Reynolds is a rewarding researcher. He illuminates the innumerable "Tom shows" that became a staple of American popular amusement, as well as the utilise of Uncle Tom's prototype to sell jigsaw puzzles, dolls, card games, stockings and — grotesquely enough — licorice. He identifies phase and screen stars who accustomed (Betty Grable, Judy Garland) or refused (Lena Horne, Paul Robeson) roles based on Stowe's characters. 1 motion picture operation is surely still worth watching: Little Eva — the angelic white girl who dies afterwards befriending Tom — as played by Lou Costello.

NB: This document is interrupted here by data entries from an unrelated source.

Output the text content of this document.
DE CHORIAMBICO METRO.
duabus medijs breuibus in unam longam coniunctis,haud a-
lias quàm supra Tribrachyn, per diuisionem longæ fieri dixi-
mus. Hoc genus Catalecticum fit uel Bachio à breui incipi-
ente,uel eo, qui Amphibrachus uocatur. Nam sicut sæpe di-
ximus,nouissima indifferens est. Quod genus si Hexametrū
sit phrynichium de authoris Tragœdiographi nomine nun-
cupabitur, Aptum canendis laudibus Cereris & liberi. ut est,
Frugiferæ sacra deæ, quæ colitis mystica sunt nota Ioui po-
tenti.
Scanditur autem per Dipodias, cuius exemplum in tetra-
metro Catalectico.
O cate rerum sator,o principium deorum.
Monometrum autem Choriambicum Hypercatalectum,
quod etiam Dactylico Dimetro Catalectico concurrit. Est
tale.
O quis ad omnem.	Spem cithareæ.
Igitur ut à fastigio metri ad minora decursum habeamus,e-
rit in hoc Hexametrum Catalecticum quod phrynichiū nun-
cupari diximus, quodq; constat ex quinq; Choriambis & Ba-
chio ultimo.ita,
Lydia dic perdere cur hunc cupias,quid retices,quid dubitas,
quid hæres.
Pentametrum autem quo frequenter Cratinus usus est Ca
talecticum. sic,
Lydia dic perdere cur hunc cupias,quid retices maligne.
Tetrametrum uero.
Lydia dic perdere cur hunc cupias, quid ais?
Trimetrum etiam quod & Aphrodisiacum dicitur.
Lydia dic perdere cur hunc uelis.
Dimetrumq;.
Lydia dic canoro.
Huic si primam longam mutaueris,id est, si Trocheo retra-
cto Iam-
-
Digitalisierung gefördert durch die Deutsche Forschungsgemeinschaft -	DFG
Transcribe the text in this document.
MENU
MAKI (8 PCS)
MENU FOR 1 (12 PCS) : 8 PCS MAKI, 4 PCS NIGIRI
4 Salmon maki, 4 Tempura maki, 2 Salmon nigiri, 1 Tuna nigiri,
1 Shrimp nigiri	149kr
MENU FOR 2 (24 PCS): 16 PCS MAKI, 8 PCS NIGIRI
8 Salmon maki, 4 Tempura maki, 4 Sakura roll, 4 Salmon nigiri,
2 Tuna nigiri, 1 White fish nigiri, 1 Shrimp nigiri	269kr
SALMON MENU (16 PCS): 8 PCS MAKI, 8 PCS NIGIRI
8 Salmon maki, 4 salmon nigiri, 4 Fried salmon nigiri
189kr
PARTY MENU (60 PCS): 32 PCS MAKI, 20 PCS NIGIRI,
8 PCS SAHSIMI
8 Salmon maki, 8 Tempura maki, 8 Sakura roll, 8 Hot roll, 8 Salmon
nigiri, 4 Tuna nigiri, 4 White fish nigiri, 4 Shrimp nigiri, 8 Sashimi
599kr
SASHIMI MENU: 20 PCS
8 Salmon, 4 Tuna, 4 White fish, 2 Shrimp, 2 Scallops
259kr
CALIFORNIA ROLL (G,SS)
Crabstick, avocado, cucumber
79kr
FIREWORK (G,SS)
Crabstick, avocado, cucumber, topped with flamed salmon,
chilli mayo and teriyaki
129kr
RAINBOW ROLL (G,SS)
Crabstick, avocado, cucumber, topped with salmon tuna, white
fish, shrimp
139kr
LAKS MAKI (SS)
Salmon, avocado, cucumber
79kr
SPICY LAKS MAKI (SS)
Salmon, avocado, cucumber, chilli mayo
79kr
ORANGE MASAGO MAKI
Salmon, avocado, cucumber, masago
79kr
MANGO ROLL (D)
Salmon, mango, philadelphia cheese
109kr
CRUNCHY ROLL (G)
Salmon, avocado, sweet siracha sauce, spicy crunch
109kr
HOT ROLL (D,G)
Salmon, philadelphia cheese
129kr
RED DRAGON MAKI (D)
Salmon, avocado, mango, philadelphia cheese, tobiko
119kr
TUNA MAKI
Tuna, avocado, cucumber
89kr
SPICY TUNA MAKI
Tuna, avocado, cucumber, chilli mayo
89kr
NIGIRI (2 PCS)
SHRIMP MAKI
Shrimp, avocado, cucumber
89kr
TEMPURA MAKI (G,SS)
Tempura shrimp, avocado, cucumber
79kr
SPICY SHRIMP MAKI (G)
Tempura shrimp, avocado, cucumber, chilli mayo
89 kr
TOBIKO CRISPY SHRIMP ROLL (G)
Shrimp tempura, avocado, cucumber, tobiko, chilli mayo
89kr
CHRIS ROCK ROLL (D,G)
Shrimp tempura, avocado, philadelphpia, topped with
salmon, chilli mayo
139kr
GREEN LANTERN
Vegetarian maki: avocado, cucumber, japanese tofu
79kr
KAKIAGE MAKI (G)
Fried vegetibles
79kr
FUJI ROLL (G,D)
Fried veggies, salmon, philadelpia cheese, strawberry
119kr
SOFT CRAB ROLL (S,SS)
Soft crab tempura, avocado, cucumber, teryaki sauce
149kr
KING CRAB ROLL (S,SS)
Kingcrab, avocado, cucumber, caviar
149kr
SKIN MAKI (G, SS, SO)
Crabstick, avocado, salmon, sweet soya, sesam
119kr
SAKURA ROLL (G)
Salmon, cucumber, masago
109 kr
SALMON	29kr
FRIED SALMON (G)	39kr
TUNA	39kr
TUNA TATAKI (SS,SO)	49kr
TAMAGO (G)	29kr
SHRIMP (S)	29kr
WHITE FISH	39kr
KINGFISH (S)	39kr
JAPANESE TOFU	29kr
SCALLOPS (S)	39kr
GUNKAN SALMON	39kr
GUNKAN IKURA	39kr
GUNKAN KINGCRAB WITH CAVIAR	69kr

Reynolds has insightful things to say near Stowe's efforts "to present Southerners as favorably as possible" even as she excoriated their peculiar institution. And in surveying Uncle Tom's postpublication career, he makes a number of hitting points. He suggests, for case, that it may accept been Frederick Douglass who first used the term "Uncle Tom" as a pejorative epithet denoting the shuffling docility of a submissive blackness human, and he traces the ups and downs of the novel's reputation — high in the Ceremonious War years, low during much of the 20th century, when the romanticized business relationship in Margaret Mitchell's "Gone With the Wind" (1936) largely supplanted Stowe's version of the antebellum South. Today, Reynolds says, "Uncle Tom'southward Motel" is again "one of the must-reads of American literature."
s such, it is a challenging book with which to come to terms. In my experience, students can be embarrassed past it. They recognize it as a valuable document for understanding the history of what we now phone call the "conversation" almost race in America. In response to the prevailing view of black people every bit inferior beings (a view long held in the Northward also as the South), it lifted its black characters to the status of impossibly virtuous victims — only the superlative that James Baldwin felt was a kind of contempt. When Baldwin called Stowe less a novelist than an "impassioned pamphleteer," he meant, in part, that her characters don't seem capable of selfishness besides every bit cocky-sacrifice, or of pettiness and jealousy forth with piety and wisdom. In brusque, they don't seem human. Reynolds calls Baldwin's a "blinkered critique," though he concedes that Stowe trafficked in the clichés of "romantic racialism" while reminding us, fairly plenty, that what now seems "like racial stereotyping" was "progressive" in her day.
Withal, we are left at the cease of this book with the unsettling question of how to think about "Uncle Tom's Cabin" as part of our cultural inheritance. The case for it every bit a literary work of depth and nuance is dubious. Yet it belongs to the very short listing of American books (including, say, "The Other America" past Michael Harrington and "Silent Spring" by Rachel Carson) that helped create or consolidate a reform movement — in Stowe'due south example, the most consequential reform motion in our history. Maybe the fact that readers today accept trouble taking seriously its heroes and villains is a tribute to its achievement — since, in some immeasurable manner, it helped bring on the war that rendered unimaginable the world that Stowe attempted to imagine.